As the MS population gets larger we are seeing more people with MS becoming old. This raises several important issues around their management.
- Most clinical trials exclude older people with MS. Can we be sure that DMTs have the same risk-benefit ratio in the older MS population as the younger population?
- Comorbidities are commoner in the older population. How do these affect the safety profile of DMTs? For example, the recent vascular complications seen with alemtuzumab were much commoner in patients with vascular comorbidity, who tended to older. Another example is PML; there is little doubt that age is a risk factor for developing PML.
- Non-specific white matter lesions or vascular lesions are common as you get older. How are we the MS community going to deal with these when we are so dependent on MRI as a monitoring tool for the effectiveness of DMTs. How do we differentiate between new MS lesions and new vascular lesions? Will the central vein sign be sufficient for this?
- Brain volume loss (BVL) accelerates with ageing. Does this also happen in MS? As we start to use annual brain volume loss as a treatment target in MS should we not be age-adjusting for what is considered normal BVL?
- Neurological function and cognition fall off with age. How do we know that it is ageing or MS that is causing the loss of neurological function?
- Because MS reduces brain and cognitive reserve are pwMS more likely to get other neurodegenerative diseases and at an early age?
- As you get older your immune systems don’t function well. This is called immunosenescence. How does this impact on the safety of immunosuppressive DMTs?
- Ageism is a problem in medicine; how do we prevent it from affecting how we manage older people with MS?
- DMTs become less effective as you get older. How can we be sure they are working in the older MS population?
- How do you stop DMTs in the older MS patient who is stable?
- Are their DMTs that are safer in the older population? Are their DMTs with greater risk in the older population? For example, I am sure anti-CD20 therapies and other continuous immunosuppressive therapies will have a worse risk profile in the older MS population, compared to, for example, cladribine that only causes short-term immunosuppression.
- Does MS cause premature ageing, i.e. premature biological ageing?
- Lifestyle and wellness programmes for helping to manage MS tend to be for younger people. How can we adapt these for the older MS population?
- We are seeing an increasing number of people presenting with syndrome compatible with demyelination in their fifties and sixties. How do the McDonald diagnostic criteria perform in this age-group? Do we need to modify our diagnostic criteria for the older population?

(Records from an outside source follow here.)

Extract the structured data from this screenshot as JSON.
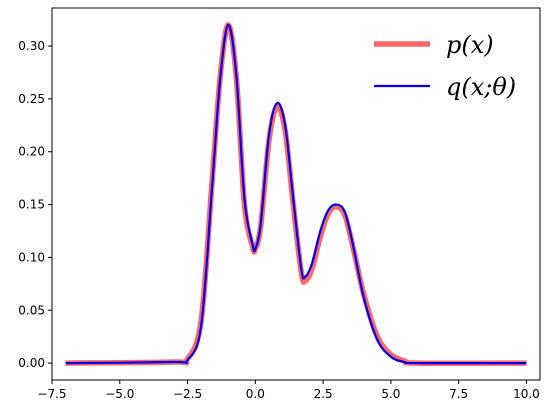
{
  "chart_data": {
    "type": "line",
    "title": "",
    "xlabel": "",
    "ylabel": "",
    "xlim": [
      -7.5,
      10.5
    ],
    "ylim": [
      -0.016,
      0.336
    ],
    "x_ticks": [
      -7.5,
      -5.0,
      -2.5,
      0.0,
      2.5,
      5.0,
      7.5,
      10.0
    ],
    "x_tick_labels": [
      "−7.5",
      "−5.0",
      "−2.5",
      "0.0",
      "2.5",
      "5.0",
      "7.5",
      "10.0"
    ],
    "y_ticks": [
      0.0,
      0.05,
      0.1,
      0.15,
      0.2,
      0.25,
      0.3
    ],
    "y_tick_labels": [
      "0.00",
      "0.05",
      "0.10",
      "0.15",
      "0.20",
      "0.25",
      "0.30"
    ],
    "grid": false,
    "legend": "top-right",
    "x": [
      -7.0,
      -3.0,
      -2.5,
      -2.0,
      -1.6,
      -1.3,
      -1.0,
      -0.7,
      -0.4,
      -0.1,
      0.0,
      0.2,
      0.5,
      0.8,
      1.1,
      1.4,
      1.7,
      1.85,
      2.1,
      2.4,
      2.7,
      3.0,
      3.3,
      3.6,
      4.0,
      4.5,
      5.0,
      5.5,
      6.0,
      10.0
    ],
    "series": [
      {
        "name": "p(x)",
        "color": "#ff6666",
        "values": [
          0.0,
          0.001,
          0.004,
          0.04,
          0.17,
          0.27,
          0.32,
          0.27,
          0.15,
          0.11,
          0.108,
          0.13,
          0.21,
          0.243,
          0.22,
          0.15,
          0.085,
          0.078,
          0.09,
          0.12,
          0.142,
          0.148,
          0.14,
          0.11,
          0.065,
          0.025,
          0.008,
          0.002,
          0.0,
          0.0
        ]
      },
      {
        "name": "q(x;θ)",
        "color": "#0000ee",
        "values": [
          0.0,
          0.001,
          0.003,
          0.035,
          0.165,
          0.268,
          0.32,
          0.272,
          0.155,
          0.112,
          0.108,
          0.132,
          0.215,
          0.246,
          0.225,
          0.155,
          0.088,
          0.082,
          0.095,
          0.125,
          0.145,
          0.15,
          0.143,
          0.112,
          0.062,
          0.022,
          0.006,
          0.001,
          0.0,
          0.0
        ]
      }
    ]
  },
  "legend": {
    "items": [
      {
        "label": "p(x)",
        "color": "#ff6666"
      },
      {
        "label": "q(x;θ)",
        "color": "#0000ee"
      }
    ]
  }
}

- Most of the information resources for pwMS is designed for younger people. Are the information resources appropriate for the older MS population? Do we need age-adjusted information resources? Do you think the current educational resources for the ageing MS population are adequate?

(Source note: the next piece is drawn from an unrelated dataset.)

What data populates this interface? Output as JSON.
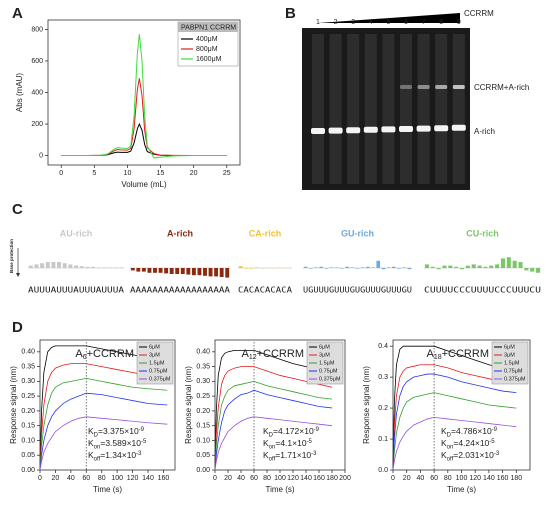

- How does ageing affect MS? Is premature ageing a driver of delayed worsening in MS?
- What can I do to prevent age-related neurodegeneration making MS worse?

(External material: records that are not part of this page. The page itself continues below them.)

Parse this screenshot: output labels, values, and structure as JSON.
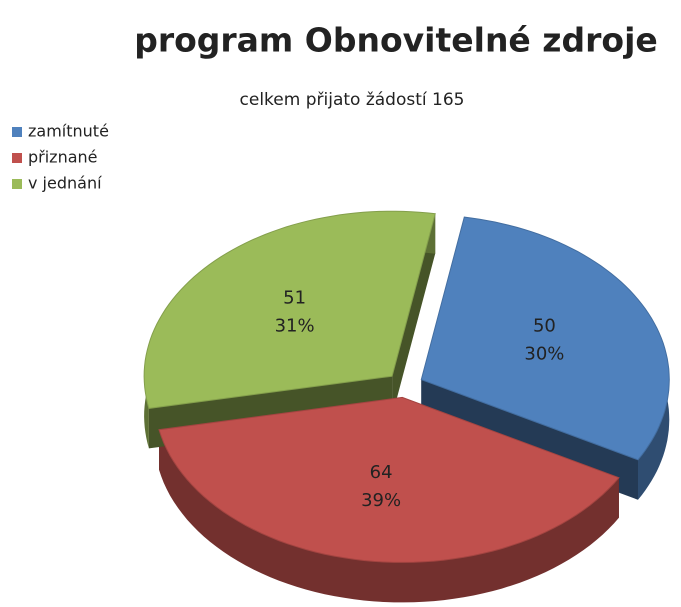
{
  "chart_data": {
    "type": "pie",
    "title": "program Obnovitelné zdroje",
    "subtitle": "celkem přijato žádostí 165",
    "categories": [
      "zamítnuté",
      "přiznané",
      "v jednání"
    ],
    "values": [
      50,
      64,
      51
    ],
    "percent_labels": [
      "30%",
      "39%",
      "31%"
    ],
    "colors": [
      "#4f81bd",
      "#c0504d",
      "#9bbb59"
    ],
    "legend": "top-left"
  }
}
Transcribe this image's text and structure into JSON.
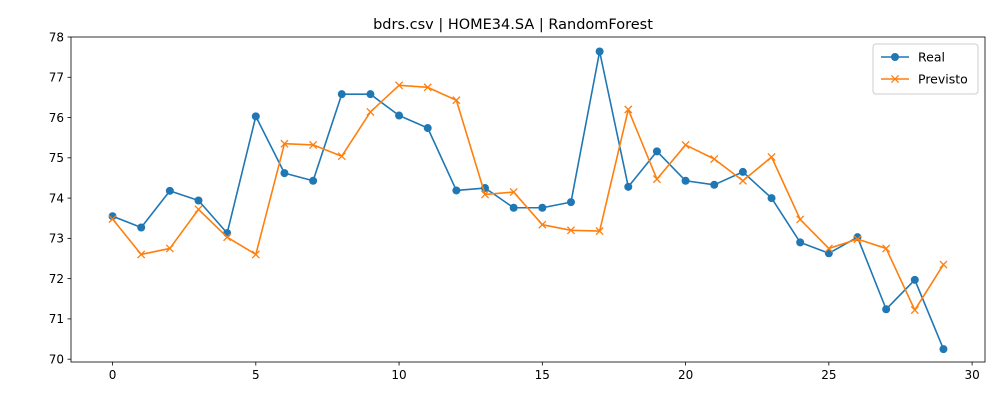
{
  "chart_data": {
    "type": "line",
    "title": "bdrs.csv | HOME34.SA | RandomForest",
    "xlabel": "",
    "ylabel": "",
    "x": [
      0,
      1,
      2,
      3,
      4,
      5,
      6,
      7,
      8,
      9,
      10,
      11,
      12,
      13,
      14,
      15,
      16,
      17,
      18,
      19,
      20,
      21,
      22,
      23,
      24,
      25,
      26,
      27,
      28,
      29
    ],
    "xlim": [
      -1.45,
      30.45
    ],
    "ylim": [
      69.93,
      78.0
    ],
    "xticks": [
      0,
      5,
      10,
      15,
      20,
      25,
      30
    ],
    "yticks": [
      70,
      71,
      72,
      73,
      74,
      75,
      76,
      77,
      78
    ],
    "grid": false,
    "legend_position": "top-right",
    "series": [
      {
        "name": "Real",
        "color": "#1f77b4",
        "marker": "circle",
        "values": [
          73.55,
          73.27,
          74.18,
          73.94,
          73.13,
          76.03,
          74.62,
          74.43,
          76.58,
          76.58,
          76.05,
          75.74,
          74.19,
          74.25,
          73.76,
          73.76,
          73.9,
          77.64,
          74.28,
          75.16,
          74.43,
          74.33,
          74.65,
          74.0,
          72.9,
          72.63,
          73.03,
          71.24,
          71.97,
          70.25
        ]
      },
      {
        "name": "Previsto",
        "color": "#ff7f0e",
        "marker": "x",
        "values": [
          73.48,
          72.6,
          72.75,
          73.72,
          73.03,
          72.6,
          75.35,
          75.32,
          75.04,
          76.14,
          76.8,
          76.75,
          76.43,
          74.09,
          74.15,
          73.34,
          73.2,
          73.18,
          76.2,
          74.47,
          75.32,
          74.97,
          74.43,
          75.02,
          73.47,
          72.75,
          72.98,
          72.75,
          71.22,
          72.35
        ]
      }
    ]
  }
}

- Do the anti-ageing interventions that work in the general population work in pwMS?
- What about advanced directives or living wills? Are these more important for the older MS population?
- Social isolation becomes more pronounced with ageing and increasing disability. Should there be age-specific social prescribing programmes?
- Sexual function is a problem in MS but is often ignored in the elderly. Should sexual function and other symptomatic problems be looked at in the older MS population to define the problem in this population group?